I have trawled through pictures on the internet of both types and I am struggling to come to a decision. The  honey coloured iris does not stand out until the bird comes very close. The broken underwing pattern is present on many of the photos titled "Black-browed", but many authors (who must have missed this taxanomic event, as I did) are still using the species and form, ie "Black-browed Albatross, Campbell Islands race"
To add to the dilemma, the IUCN notes the Black-browed on its Red List, but recognises a breeding population on Campbell Island.

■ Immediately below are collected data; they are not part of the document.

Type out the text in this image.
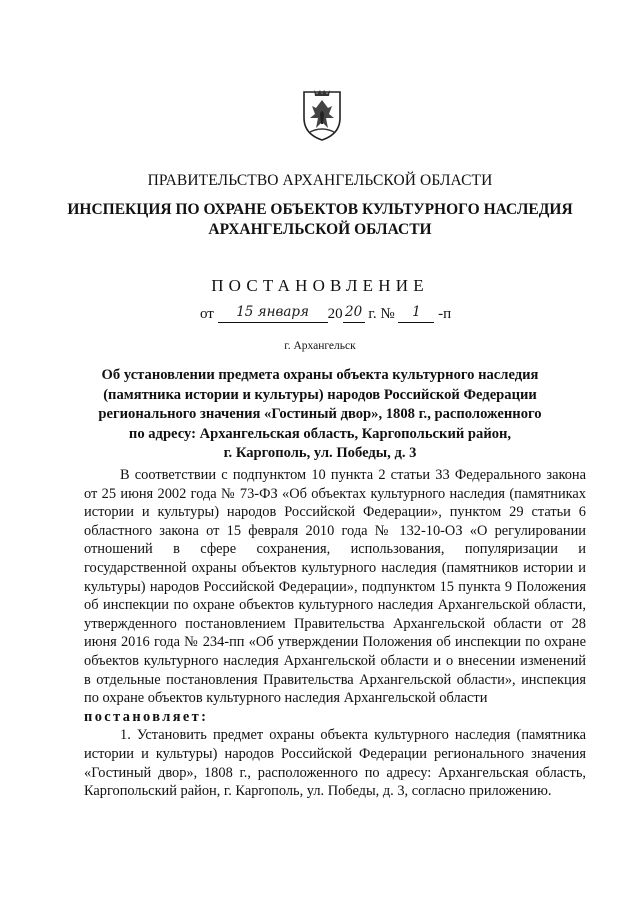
ПРАВИТЕЛЬСТВО АРХАНГЕЛЬСКОЙ ОБЛАСТИ
ИНСПЕКЦИЯ ПО ОХРАНЕ ОБЪЕКТОВ КУЛЬТУРНОГО НАСЛЕДИЯ
АРХАНГЕЛЬСКОЙ ОБЛАСТИ
ПОСТАНОВЛЕНИЕ
от 15 января 20 20 г. № 1 -п
г. Архангельск
Об установлении предмета охраны объекта культурного наследия
(памятника истории и культуры) народов Российской Федерации
регионального значения «Гостиный двор», 1808 г., расположенного
по адресу: Архангельская область, Каргопольский район,
г. Каргополь, ул. Победы, д. 3

В соответствии с подпунктом 10 пункта 2 статьи 33 Федерального закона от 25 июня 2002 года № 73-ФЗ «Об объектах культурного наследия (памятниках истории и культуры) народов Российской Федерации», пунктом 29 статьи 6 областного закона от 15 февраля 2010 года № 132-10-ОЗ «О регулировании отношений в сфере сохранения, использования, популяризации и государственной охраны объектов культурного наследия (памятников истории и культуры) народов Российской Федерации», подпунктом 15 пункта 9 Положения об инспекции по охране объектов культурного наследия Архангельской области, утвержденного постановлением Правительства Архангельской области от 28 июня 2016 года № 234-пп «Об утверждении Положения об инспекции по охране объектов культурного наследия Архангельской области и о внесении изменений в отдельные постановления Правительства Архангельской области», инспекция по охране объектов культурного наследия Архангельской области

постановляет:

1. Установить предмет охраны объекта культурного наследия (памятника истории и культуры) народов Российской Федерации регионального значения «Гостиный двор», 1808 г., расположенного по адресу: Архангельская область, Каргопольский район, г. Каргополь, ул. Победы, д. 3, согласно приложению.
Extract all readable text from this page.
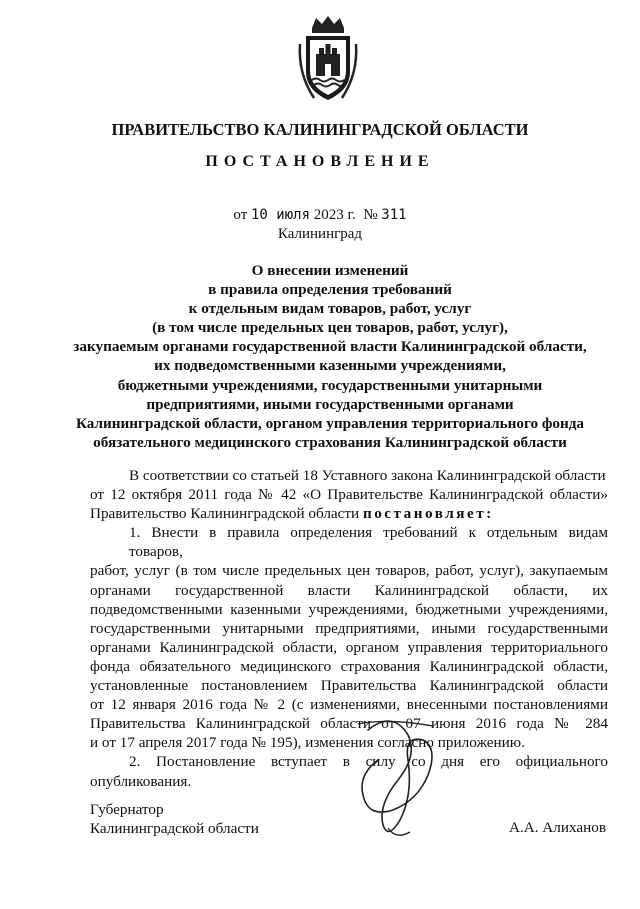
ПРАВИТЕЛЬСТВО КАЛИНИНГРАДСКОЙ ОБЛАСТИ
ПОСТАНОВЛЕНИЕ
от 10 июля 2023 г. № 311
Калининград
О внесении изменений
в правила определения требований
к отдельным видам товаров, работ, услуг
(в том числе предельных цен товаров, работ, услуг),
закупаемым органами государственной власти Калининградской области,
их подведомственными казенными учреждениями,
бюджетными учреждениями, государственными унитарными
предприятиями, иными государственными органами
Калининградской области, органом управления территориального фонда
обязательного медицинского страхования Калининградской области
В соответствии со статьей 18 Уставного закона Калининградской области
от 12 октября 2011 года № 42 «О Правительстве Калининградской области»
Правительство Калининградской области постановляет:
1. Внести в правила определения требований к отдельным видам товаров,
работ, услуг (в том числе предельных цен товаров, работ, услуг), закупаемым
органами государственной власти Калининградской области, их
подведомственными казенными учреждениями, бюджетными учреждениями,
государственными унитарными предприятиями, иными государственными
органами Калининградской области, органом управления территориального
фонда обязательного медицинского страхования Калининградской области,
установленные постановлением Правительства Калининградской области
от 12 января 2016 года № 2 (с изменениями, внесенными постановлениями
Правительства Калининградской области от 07 июня 2016 года № 284
и от 17 апреля 2017 года № 195), изменения согласно приложению.
2. Постановление вступает в силу со дня его официального
опубликования.
Губернатор
Калининградской области	А.А. Алиханов
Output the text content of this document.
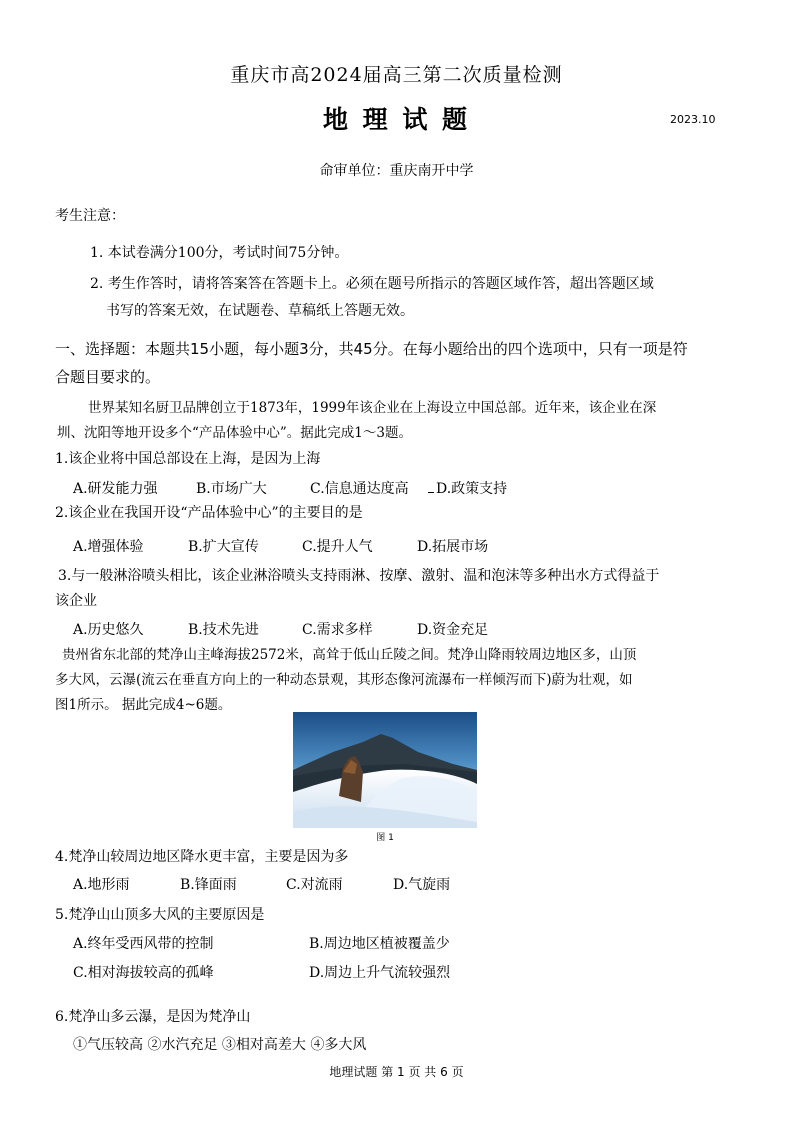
重庆市高2024届高三第二次质量检测
地 理 试 题	2023.10
命审单位：重庆南开中学
考生注意：
1. 本试卷满分100分，考试时间75分钟。
2. 考生作答时，请将答案答在答题卡上。必须在题号所指示的答题区域作答，超出答题区域
书写的答案无效，在试题卷、草稿纸上答题无效。
一、选择题：本题共15小题，每小题3分，共45分。在每小题给出的四个选项中，只有一项是符
合题目要求的。
世界某知名厨卫品牌创立于1873年，1999年该企业在上海设立中国总部。近年来，该企业在深
圳、沈阳等地开设多个“产品体验中心”。据此完成1～3题。
1.该企业将中国总部设在上海，是因为上海
A.研发能力强	B.市场广大	C.信息通达度高	D.政策支持
2.该企业在我国开设“产品体验中心”的主要目的是
A.增强体验	B.扩大宣传	C.提升人气	D.拓展市场
3.与一般淋浴喷头相比，该企业淋浴喷头支持雨淋、按摩、激射、温和泡沫等多种出水方式得益于
该企业
A.历史悠久	B.技术先进	C.需求多样	D.资金充足
贵州省东北部的梵净山主峰海拔2572米，高耸于低山丘陵之间。梵净山降雨较周边地区多，山顶
多大风，云瀑(流云在垂直方向上的一种动态景观，其形态像河流瀑布一样倾泻而下)蔚为壮观，如
图1所示。 据此完成4~6题。
图 1
4.梵净山较周边地区降水更丰富，主要是因为多
A.地形雨	B.锋面雨	C.对流雨	D.气旋雨
5.梵净山山顶多大风的主要原因是
A.终年受西风带的控制	B.周边地区植被覆盖少
C.相对海拔较高的孤峰	D.周边上升气流较强烈
6.梵净山多云瀑，是因为梵净山
①气压较高 ②水汽充足 ③相对高差大 ④多大风
地理试题 第 1 页 共 6 页
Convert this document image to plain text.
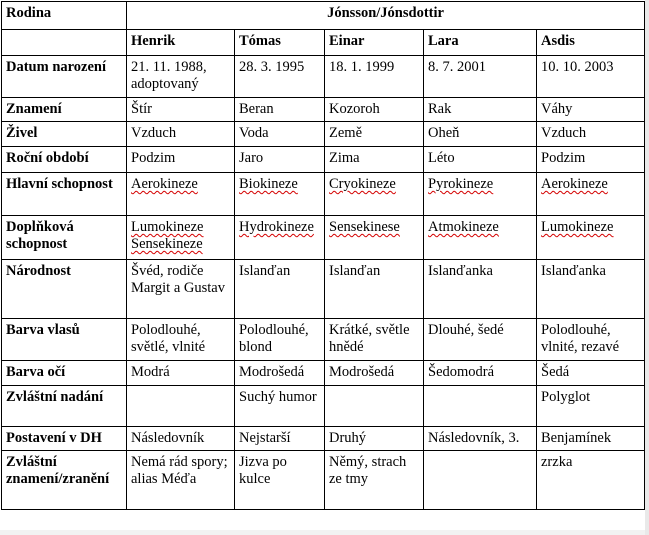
Rodina	Jónsson/Jónsdottir				
	Henrik	Tómas	Einar	Lara	Asdis
Datum narození	21. 11. 1988, adoptovaný	28. 3. 1995	18. 1. 1999	8. 7. 2001	10. 10. 2003
Znamení	Štír	Beran	Kozoroh	Rak	Váhy
Živel	Vzduch	Voda	Země	Oheň	Vzduch
Roční období	Podzim	Jaro	Zima	Léto	Podzim
Hlavní schopnost	Aerokineze	Biokineze	Cryokineze	Pyrokineze	Aerokineze
Doplňková schopnost	Lumokineze Sensekineze	Hydrokineze	Sensekinese	Atmokineze	Lumokineze
Národnost	Švéd, rodiče Margit a Gustav	Islanďan	Islanďan	Islanďanka	Islanďanka
Barva vlasů	Polodlouhé, světlé, vlnité	Polodlouhé, blond	Krátké, světle hnědé	Dlouhé, šedé	Polodlouhé, vlnité, rezavé
Barva očí	Modrá	Modrošedá	Modrošedá	Šedomodrá	Šedá
Zvláštní nadání		Suchý humor			Polyglot
Postavení v DH	Následovník	Nejstarší	Druhý	Následovník, 3.	Benjamínek
Zvláštní znamení/zranění	Nemá rád spory; alias Méďa	Jizva po kulce	Němý, strach ze tmy		zrzka
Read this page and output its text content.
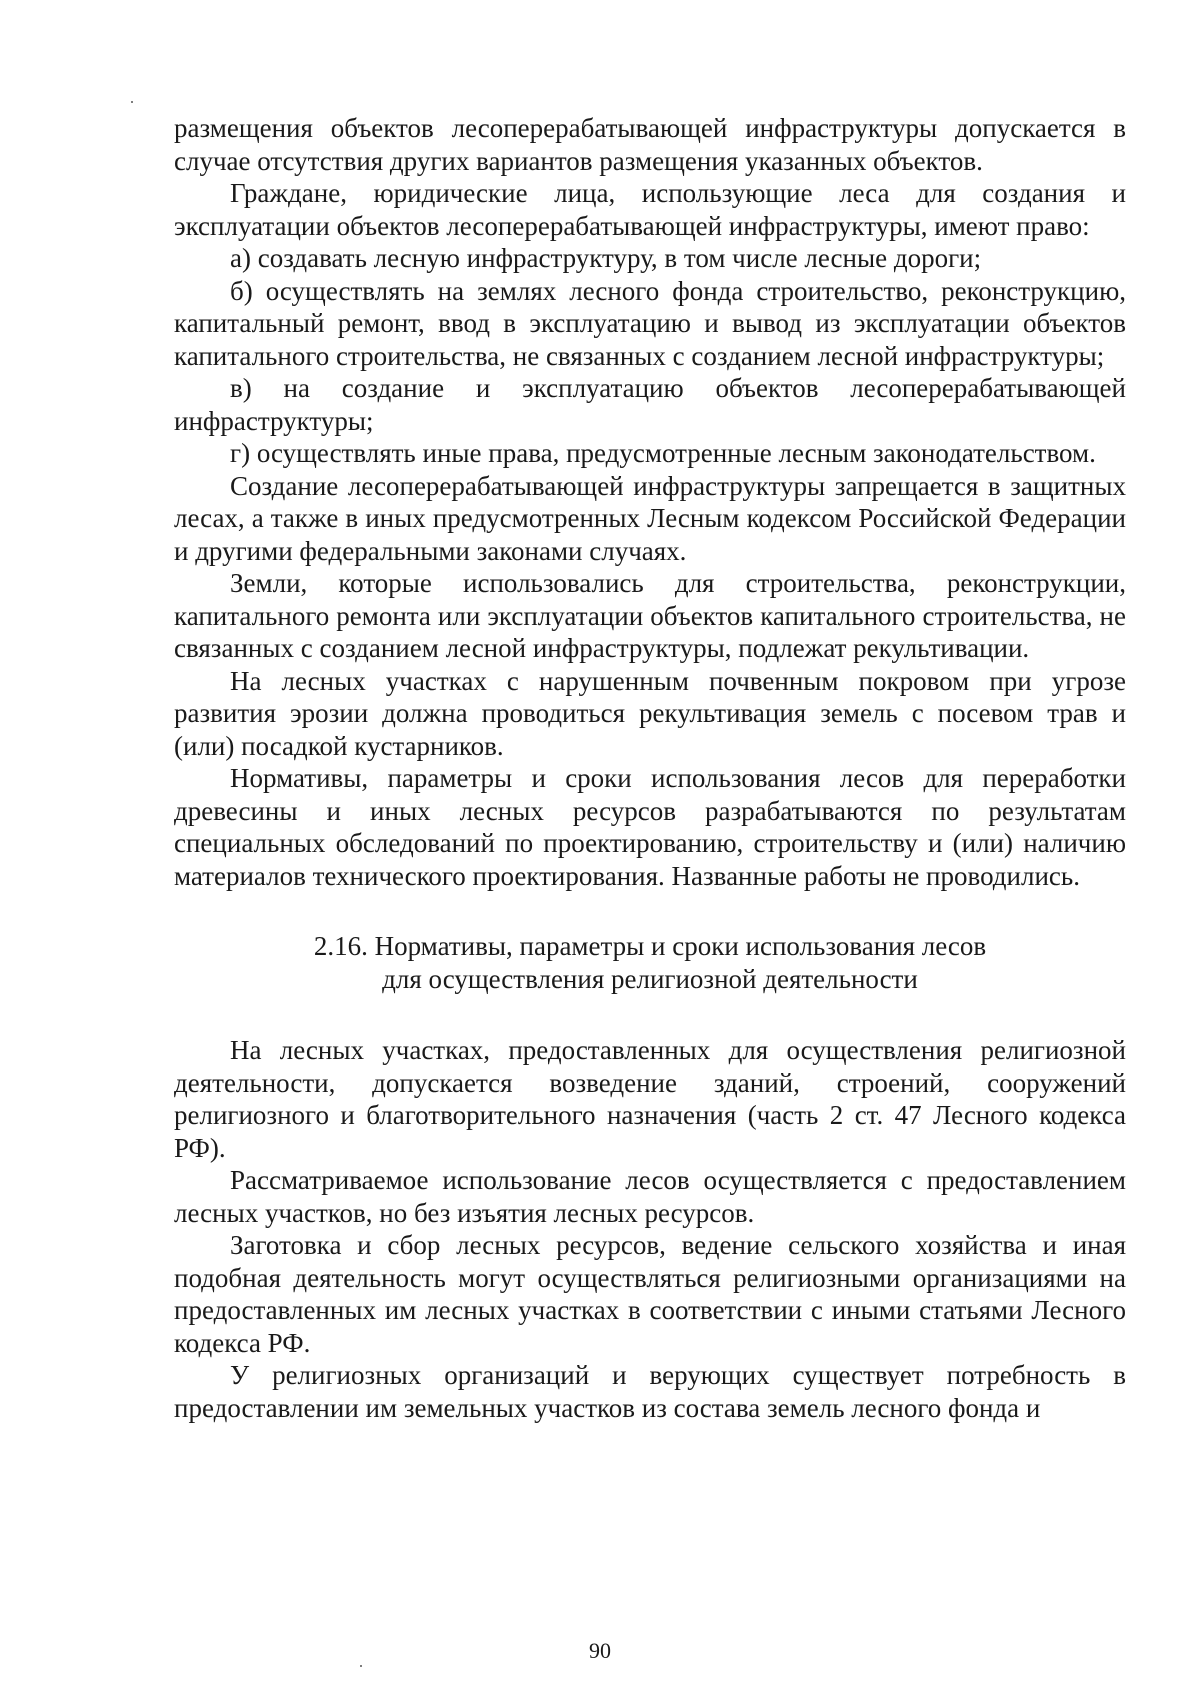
размещения объектов лесоперерабатывающей инфраструктуры допускается в случае отсутствия других вариантов размещения указанных объектов.

Граждане, юридические лица, использующие леса для создания и эксплуатации объектов лесоперерабатывающей инфраструктуры, имеют право:

а) создавать лесную инфраструктуру, в том числе лесные дороги;

б) осуществлять на землях лесного фонда строительство, реконструкцию, капитальный ремонт, ввод в эксплуатацию и вывод из эксплуатации объектов капитального строительства, не связанных с созданием лесной инфраструктуры;

в) на создание и эксплуатацию объектов лесоперерабатывающей инфраструктуры;

г) осуществлять иные права, предусмотренные лесным законодательством.

Создание лесоперерабатывающей инфраструктуры запрещается в защитных лесах, а также в иных предусмотренных Лесным кодексом Российской Федерации и другими федеральными законами случаях.

Земли, которые использовались для строительства, реконструкции, капитального ремонта или эксплуатации объектов капитального строительства, не связанных с созданием лесной инфраструктуры, подлежат рекультивации.

На лесных участках с нарушенным почвенным покровом при угрозе развития эрозии должна проводиться рекультивация земель с посевом трав и (или) посадкой кустарников.

Нормативы, параметры и сроки использования лесов для переработки древесины и иных лесных ресурсов разрабатываются по результатам специальных обследований по проектированию, строительству и (или) наличию материалов технического проектирования. Названные работы не проводились.

2.16. Нормативы, параметры и сроки использования лесов
для осуществления религиозной деятельности

На лесных участках, предоставленных для осуществления религиозной деятельности, допускается возведение зданий, строений, сооружений религиозного и благотворительного назначения (часть 2 ст. 47 Лесного кодекса РФ).

Рассматриваемое использование лесов осуществляется с предоставлением лесных участков, но без изъятия лесных ресурсов.

Заготовка и сбор лесных ресурсов, ведение сельского хозяйства и иная подобная деятельность могут осуществляться религиозными организациями на предоставленных им лесных участках в соответствии с иными статьями Лесного кодекса РФ.

У религиозных организаций и верующих существует потребность в предоставлении им земельных участков из состава земель лесного фонда и

90
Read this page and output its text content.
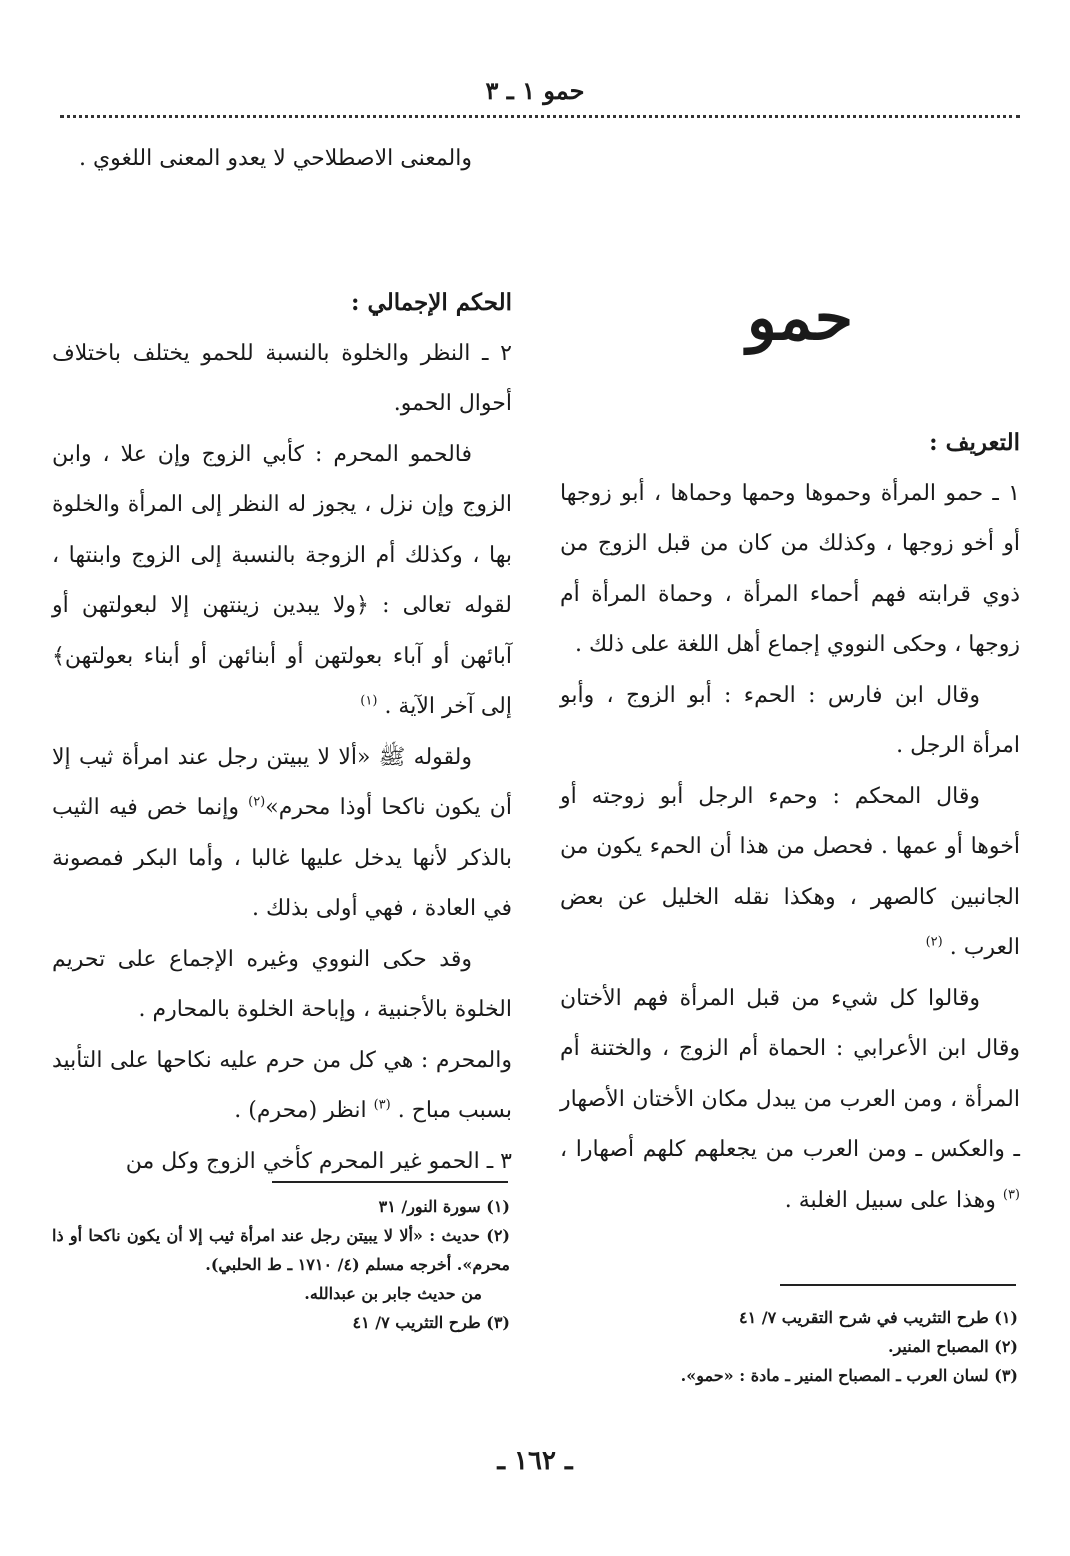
حمو ١ ـ ٣

والمعنى الاصطلاحي لا يعدو المعنى اللغوي .

حمو

الحكم الإجمالي :

٢ ـ النظر والخلوة بالنسبة للحمو يختلف باختلاف أحوال الحمو.

فالحمو المحرم : كأبي الزوج وإن علا ، وابن الزوج وإن نزل ، يجوز له النظر إلى المرأة والخلوة بها ، وكذلك أم الزوجة بالنسبة إلى الزوج وابنتها ، لقوله تعالى : ﴿ولا يبدين زينتهن إلا لبعولتهن أو آبائهن أو آباء بعولتهن أو أبنائهن أو أبناء بعولتهن﴾ إلى آخر الآية . $^{(١)}$

ولقوله ﷺ «ألا لا يبيتن رجل عند امرأة ثيب إلا أن يكون ناكحا أوذا محرم»$^{(٢)}$ وإنما خص فيه الثيب بالذكر لأنها يدخل عليها غالبا ، وأما البكر فمصونة في العادة ، فهي أولى بذلك .

وقد حكى النووي وغيره الإجماع على تحريم الخلوة بالأجنبية ، وإباحة الخلوة بالمحارم .

والمحرم : هي كل من حرم عليه نكاحها على التأبيد بسبب مباح . $^{(٣)}$ انظر (محرم) .

٣ ـ الحمو غير المحرم كأخي الزوج وكل من

التعريف :

١ ـ حمو المرأة وحموها وحمها وحماها ، أبو زوجها أو أخو زوجها ، وكذلك من كان من قبل الزوج من ذوي قرابته فهم أحماء المرأة ، وحماة المرأة أم زوجها ، وحكى النووي إجماع أهل اللغة على ذلك .

وقال ابن فارس : الحمء : أبو الزوج ، وأبو امرأة الرجل .

وقال المحكم : وحمء الرجل أبو زوجته أو أخوها أو عمها . فحصل من هذا أن الحمء يكون من الجانبين كالصهر ، وهكذا نقله الخليل عن بعض العرب . $^{(٢)}$

وقالوا كل شيء من قبل المرأة فهم الأختان وقال ابن الأعرابي : الحماة أم الزوج ، والختنة أم المرأة ، ومن العرب من يبدل مكان الأختان الأصهار ـ والعكس ـ ومن العرب من يجعلهم كلهم أصهارا ،$^{(٣)}$ وهذا على سبيل الغلبة .

(١) سورة النور/ ٣١

(٢) حديث : «ألا لا يبيتن رجل عند امرأة ثيب إلا أن يكون ناكحا أو ذا محرم». أخرجه مسلم (٤/ ١٧١٠ ـ ط الحلبي).

من حديث جابر بن عبدالله.

(٣) طرح التثريب ٧/ ٤١	(١) طرح التثريب في شرح التقريب ٧/ ٤١

(٢) المصباح المنير.

(٣) لسان العرب ـ المصباح المنير ـ مادة : «حمو».

ـ ١٦٢ ـ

So where does that leave us?
On balance, I am going to stick with my first impression that it is a Black-browed Albatross. The underwing pattern is not conclusive and indeed looks as if it could be half way between the two. The black brow is not so extensive to make me change to Campbell Island and even in super-duper full pge pixels, I can find no evidence of the honey-coloured iris.
If anyone with an experienced eye for this sort of thing would like to offer any help on this, both G and I would be pleased to hear from you.

1 comment:

  1. Excellent photos of albatrosses buddie. I'm amazed you avoided either wind shake or heat haze. Not surprised you can't see eye colour. i was just delighted to see my first ever albatrosses (pencilled in as "Campbell" and "Gibson's" - but that's another minefield!) from the cliffs at the top of Royal Park NSW after wasted hours at North Head, Cape point and on a freezing pelagic off San Francisco.
    Great work Simon. Let me know if any Antipodean albatross experts respond.